American historian (born 1944)

Sharon F. Patton (born 1944) is an American historian who specializes in African art.

==Early life and education==
She was born in southern part of Chicago in 1944, where she received her bachelor's degree in 1966 from Roosevelt University. Patton attended University of Illinois in Champaign-Urbana where she got her master's degree three years later. The same year, she became a student at the University of Chicago and by 1980, obtained her Ph.D. in the history of African art at the Northwestern University.

==Career==
In 1968, Patton began her career as an instructor for the art department at Mankato State College in Minnesota where she taught African-American art. From 1971 to 1972, she was one of the faculties at the Lake Forest College and from 1972 to 1973, served at the Virginia Commonwealth University. In 1976, she worked at the University of Houston and from 1979 to 1985, she was a professor at the University of Maryland, which in the end, led her to become the art director at Montclair State University of New Jersey by 1986.
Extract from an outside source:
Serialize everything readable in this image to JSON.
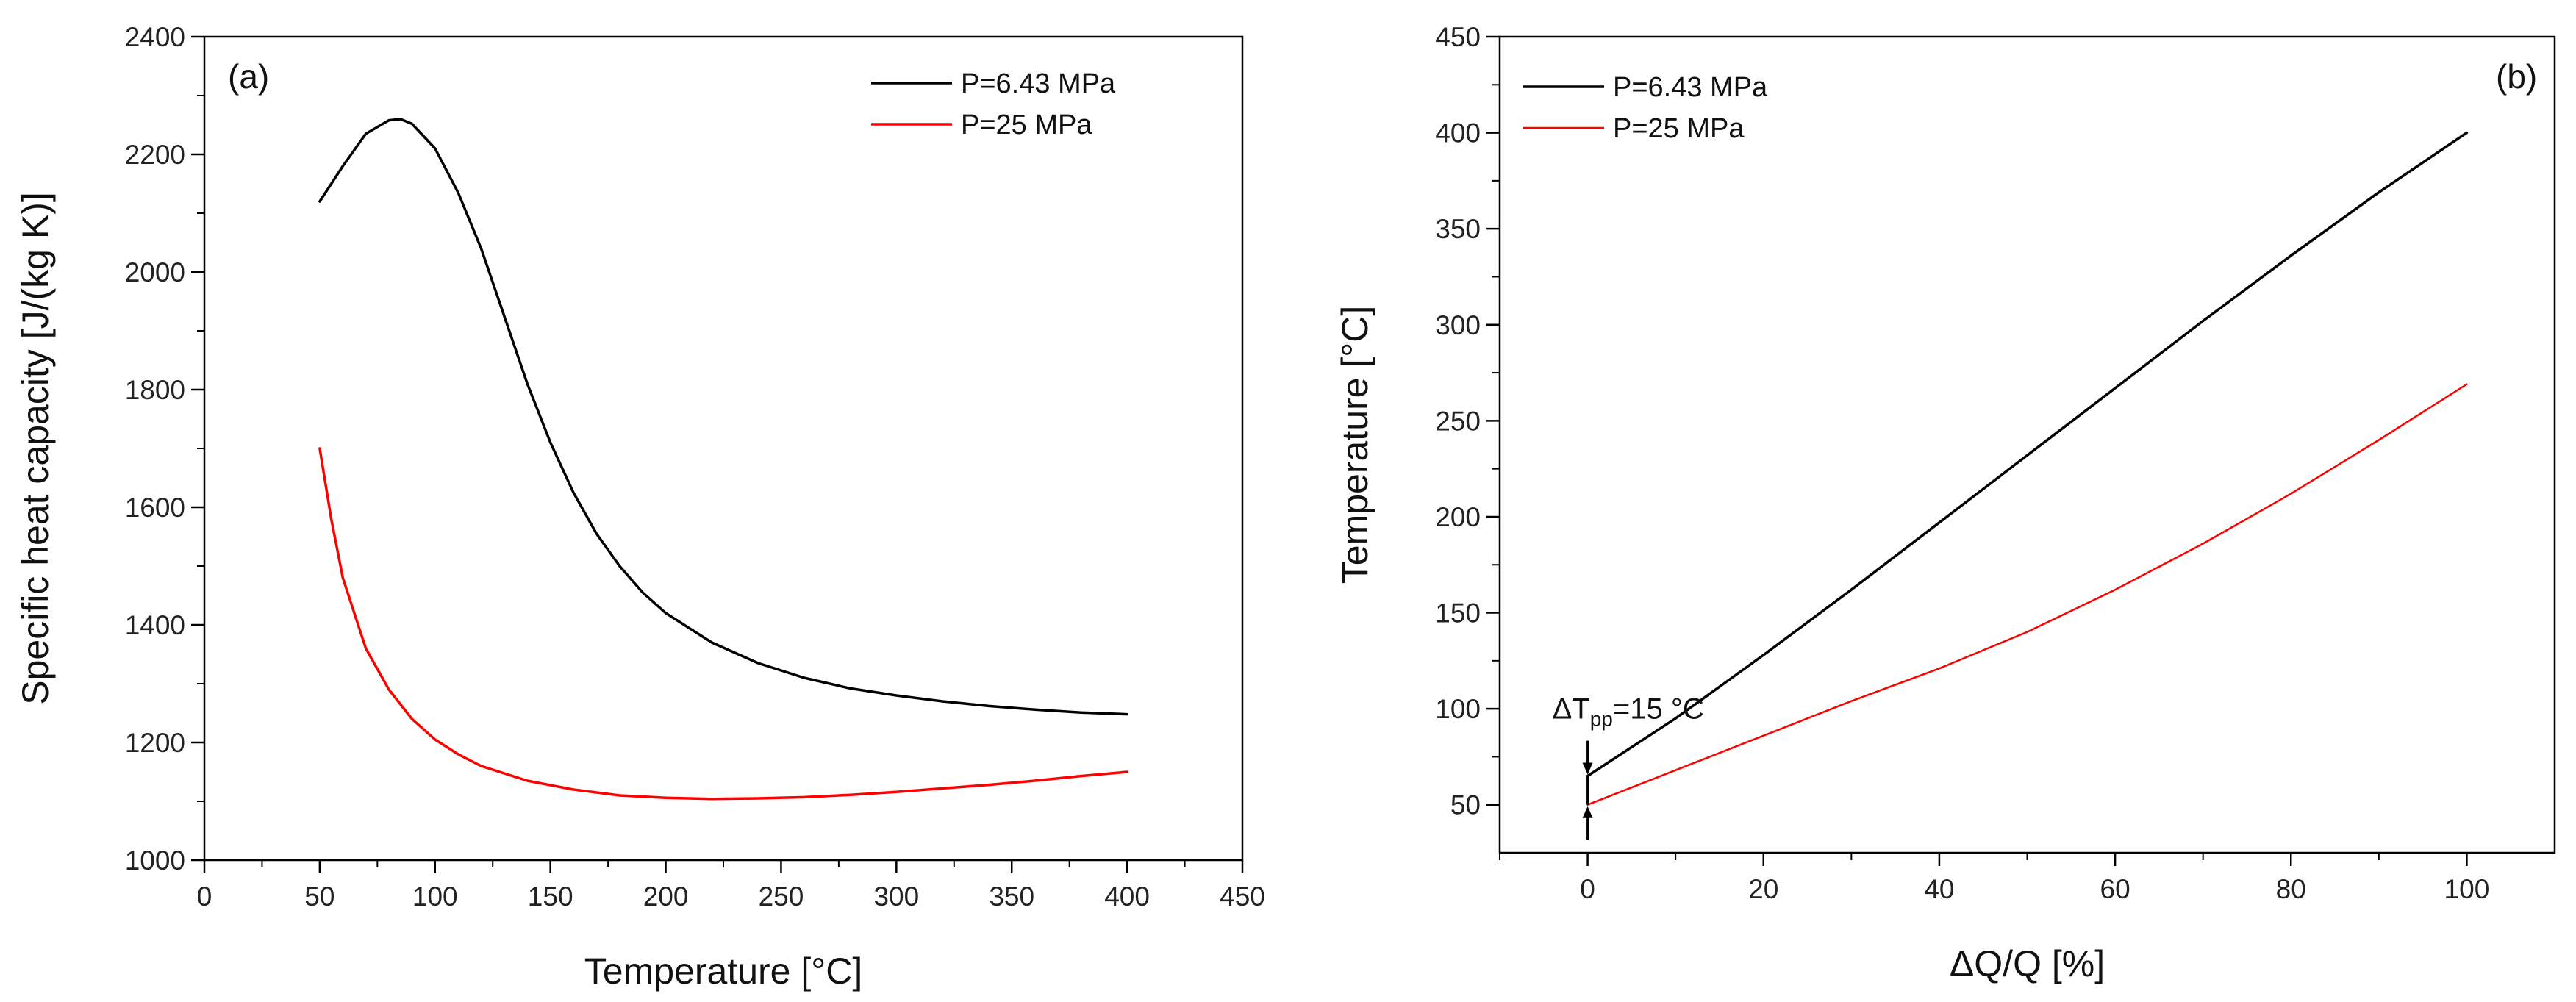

In 1987, she became a curator-in-chief of the Studio Museum in Harlem, New York. In 1991, she relocated to the University of Michigan where she worked as an associate professor. In 1998, Patton was named an art director of the Allen Memorial Art Museum which was a department of Oberlin College. In 2003, she relocated again, this time to Washington, D.C. where she worked as a director of the National Museum of African Art, a department of Smithsonian Institution until 2008.

During her life, she held 20 exhibitions, three of which were in the Studio Museum.

==Publications==
Her first book Memory and Metaphor: The Art of Romare Bearden won the Choice’s Outstanding Academic Book of the Year Award. She is also an author of 1983 published Traditional Forms and Modern Africa: West African Art at the University of Maryland, a 1987 Witches, Demons and Metamorphoses, and 1990s Vincent C. Smith, Reding on a Blue Note.